See, we were not having the standard-issue rehearsal dinner. Instead of renting out a restaurant's banquet room and subsisting on lukewarm bread, rawhide-tough steak and mashed potatoes drowned in oily butter, we were taking a cruise—sort of. Every night, Portland's commuter-ferry system, Casco Bay Lines, runs a sunset cruise that stops at a number of the craggy islands dotting the Atlantic coast. The watery ride lasts three hours and costs less than $15 a person. More crucially, food and drinks are allowed on board.

"Pizza booze cruise, ahoy!" I shouted, grabbing a menu for Otto and placing my order.

Now, great pizza in Maine may seem like an oxymoron.

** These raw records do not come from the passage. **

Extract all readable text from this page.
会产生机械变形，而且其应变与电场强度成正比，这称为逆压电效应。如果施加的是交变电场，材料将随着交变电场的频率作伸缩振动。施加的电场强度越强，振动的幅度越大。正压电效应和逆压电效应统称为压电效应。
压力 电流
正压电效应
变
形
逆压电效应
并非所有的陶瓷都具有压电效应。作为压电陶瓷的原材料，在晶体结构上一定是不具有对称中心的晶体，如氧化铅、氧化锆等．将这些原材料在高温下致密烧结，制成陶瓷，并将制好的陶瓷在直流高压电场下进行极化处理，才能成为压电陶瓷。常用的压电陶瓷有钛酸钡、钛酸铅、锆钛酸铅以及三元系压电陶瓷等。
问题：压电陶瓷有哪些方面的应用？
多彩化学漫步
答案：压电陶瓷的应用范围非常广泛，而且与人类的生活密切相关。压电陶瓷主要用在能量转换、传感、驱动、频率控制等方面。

Get too far away from New York and pies tend to simultaneously thicken and soften. Not so at Otto. Here, owners Mike Keon and Anthony Allen worship at the cult of the thin crust, turning out pies with an airy crispness I've come to expect in my Brooklyn hometown.

Yet a crackly crust is just one iota of Otto's tale. It's the toppings that elevate the pizzeria into the culinary stratosphere. Sure, you can crown your pie with workaday pepperoni or sausage married to Vidalia onions, but those are toppings for the unadventurous soul. Otto, which has two locations in Portland and one in Boston, rewards the culinary voyager who ventures onto a limb and orders pies anointed with ricotta, cranberries and butternut squash, or perhaps pulled pork partnered with sweet, tropical mango. Nonetheless, there's one pie I like best: scallions and nibs of bacon snuggled up beside fluffy potatoes mashed with butter and whole milk.

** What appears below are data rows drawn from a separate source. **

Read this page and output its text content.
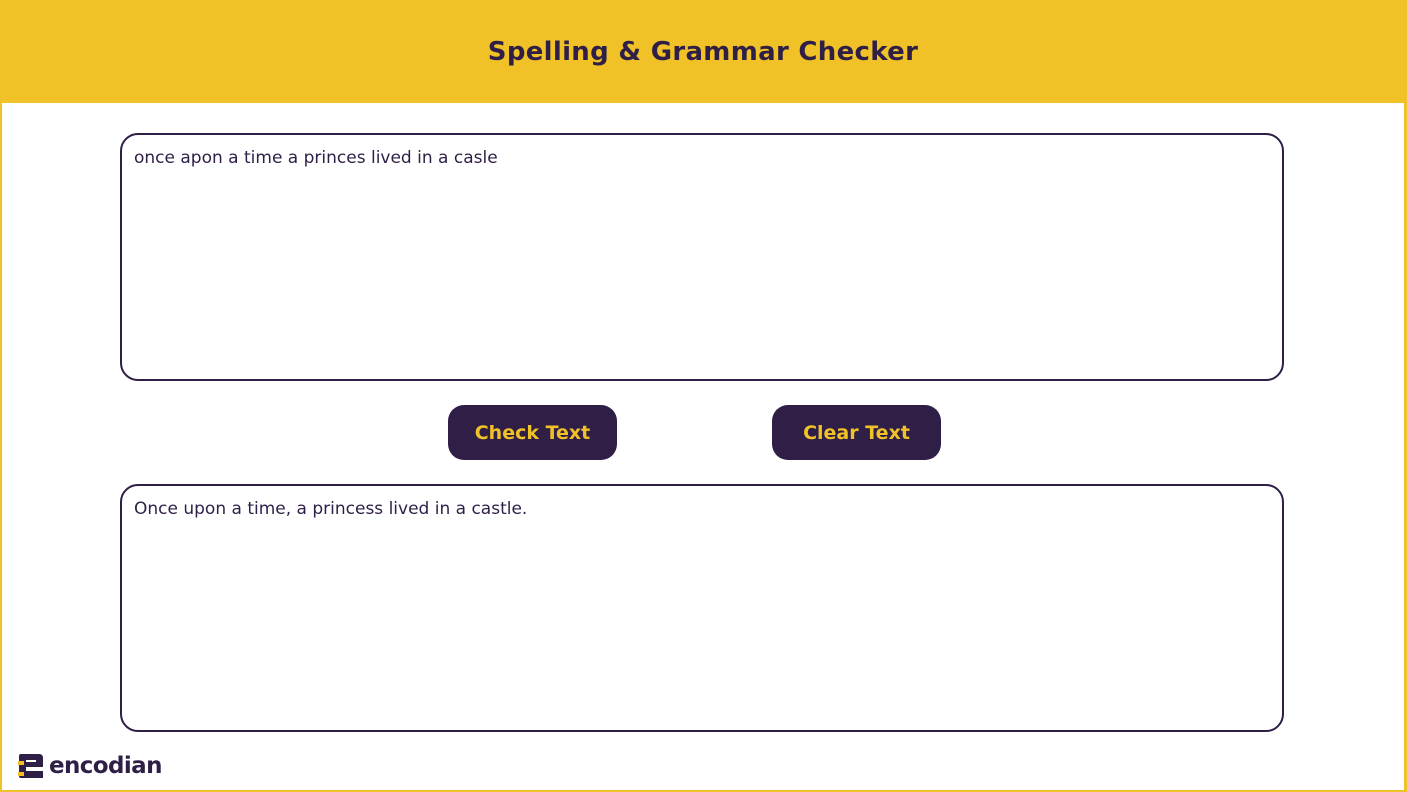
Spelling & Grammar Checker
once apon a time a princes lived in a casle
Check Text	Clear Text
Once upon a time, a princess lived in a castle.
encodian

The trio of toppings sounds like pizza heresy, like a Beethoven symphony played on a fifth-grader's recorder. But as we cruised that night, armed with some 35 pies for 90-odd revelers, the taters showed their true colors. "Good god that's good," a guest said, shoveling a slice into his mouth with haste.

I smiled, experiencing a joy that lingered well into the next afternoon when I joined together two tiny words that, like Otto's pizza, would change my life forever.